La mañana de la reunión descubrí con pesar que se me había pasado por alto el acopio del dinero para el taxi. Llamé a mis hijos y sus cónyuges en busca de un posible modo de transporte hasta el sitio de la conspiración, pero ninguno contestó mis llamadas. Al fin y al cabo creo que fue mejor así, para no poner en riesgo su seguridad involucrándolos en una empresa tan peligrosa como ambiciosa. Sin otra opción, tuve que apelar a un mecanismo cuestionable: emplear el vehículo de mi amada esposa. Se trata de un Hyundai Excel que ella usa apenas para ir al Supermaxi de El Jardín. Consideré en ese momento que ella ni siquiera se enteraría.
Tras cinco años sin conducir por diversos factores, como falta de vehículo, prohibición médica e impedimentos que me pone mi hija, me puse al volante y salí rumbo a la gloria.
Existen profundas divergencias con respecto a las causas de lo que sucedió. El hecho es que se produjo una moderada colisión entre una furgoneta de transporte industrial y el Hyundai Excel que yo conducía. Salí ileso, al igual que los dos sujetos de raza mestiza y cultura andina que iban en el otro vehículo, aunque el daño material fue considerable. Me sentí aliviado al observar la presencia de un uniformado a pocos metros.
No pueden imaginar la profunda sorpresa que me embargó al ver cómo ambos tripulantes se conchababan con el policía, ofreciéndole dinero abiertamente. Extrañé mi juventud, cuando un incidente entre un blanco y un no blanco automáticamente se fallaba, por motivos de superioridad, a favor del blanco.
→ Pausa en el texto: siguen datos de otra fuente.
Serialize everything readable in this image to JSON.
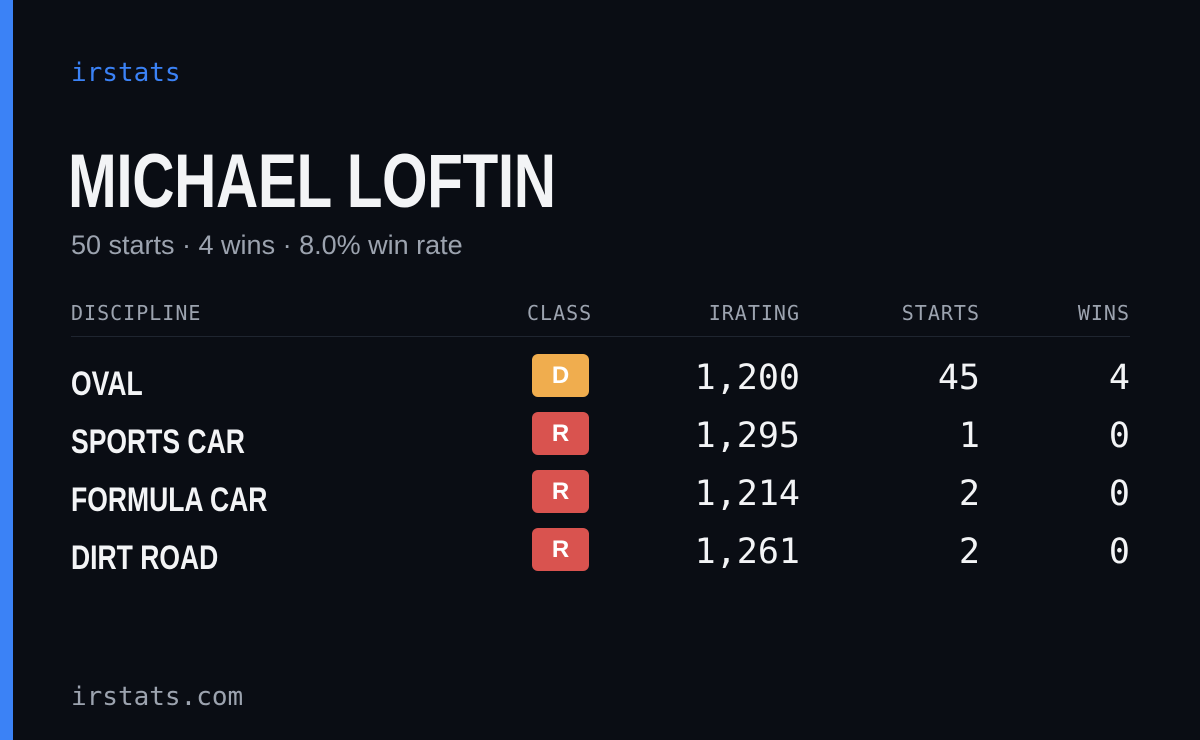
{
  "brand": "irstats",
  "driver": {
    "name": "MICHAEL LOFTIN",
    "summary": "50 starts · 4 wins · 8.0% win rate"
  },
  "table": {
    "headers": {
      "discipline": "DISCIPLINE",
      "class": "CLASS",
      "irating": "IRATING",
      "starts": "STARTS",
      "wins": "WINS"
    },
    "rows": [
      {
        "discipline": "OVAL",
        "class": "D",
        "class_color": "#f0ad4e",
        "irating": "1,200",
        "starts": "45",
        "wins": "4"
      },
      {
        "discipline": "SPORTS CAR",
        "class": "R",
        "class_color": "#d9534f",
        "irating": "1,295",
        "starts": "1",
        "wins": "0"
      },
      {
        "discipline": "FORMULA CAR",
        "class": "R",
        "class_color": "#d9534f",
        "irating": "1,214",
        "starts": "2",
        "wins": "0"
      },
      {
        "discipline": "DIRT ROAD",
        "class": "R",
        "class_color": "#d9534f",
        "irating": "1,261",
        "starts": "2",
        "wins": "0"
      }
    ]
  },
  "footer": "irstats.com",
  "colors": {
    "accent": "#3b82f6",
    "background": "#0a0d14",
    "muted_text": "#9ca3af"
  }
}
Extrañé la presencia de un oficial de policía de apellido. En fin, el policía, naturalmente un mestizo de cultura andina, me miró, esperando que yo tomase parte en la subasta. Yo no tenía un peso, pero pensé que mi abolengo bastaba. “¿Sabe quién soy?”, pregunté. Esgrimí incluso diversos argumentos legales que, como abogado, domino con soltura. No sirvió de nada. Me acusaron de senilidad, de impericia, el policía se vendió, me detuvieron y, como si fuera poco, incluso llegó a hostigarme un grupo de militares, en tanto uno de lo agraviados resultó tener un hermano teniente.
Detenido en la Cordero, juré venganza repetidas veces, en esta vida o en la otra. Mi mujer acudió a mi celda y llorando me culpó del daño causado a su vehículo. Me contó que llamó a nuestros hijos, pero que ninguno contaba con recursos suficientes para socorrerme.
Fue mi yerno quien me rescató. Sin embargo, yo pensaba que sería por medio del desagravio y la imposición del sentido común. Pero no: fue a través de la coima. En lugar de que el general a cargo del lugar viniera a pedirme disculpas y me ofreciera toletear y bañar en agua fría a los mestizos como compensación, lo único que hubo fue mi cuñado poniéndome una sábana en la cabeza diciendo “hágase el loco Don Hernán, ya está todo pagado, nos vamos”.
Pude así evadir la prisión, pero mi yerno debió igualmente pagar por los daños causados a la furgoneta. Sin embargo, no pagó el arreglo del vehículo de mi mujer, lo cual nos ha puesto en la deprimente situación de mantener el vehículo averiado en el parqueadero del edificio, a la espera de tener un día los recursos para arreglarlo.
Hoy, mientras acompañaba a mi mujer en taxi al Supermaxi, pensé en lo que había salido mal. Fue un gran error de nosotros los blancos dejar de destinar hijos a la fuerza pública, ceder un espacio tan importante a los mestizos de cultura andina. No obstante, también tengo claro que mi incidente jamás hubiera sucedido de haber estado yo en un mejor carro y de haber tenido una buena chequera a la que echar mano. Algunos años atrás, todo hubiera sido diferente.
Prefiero no perturbar mi alma. Todo es cíclico y pronto llegará el momento de la reivindicación. Mi amigo Mauricio tendrá que esperar.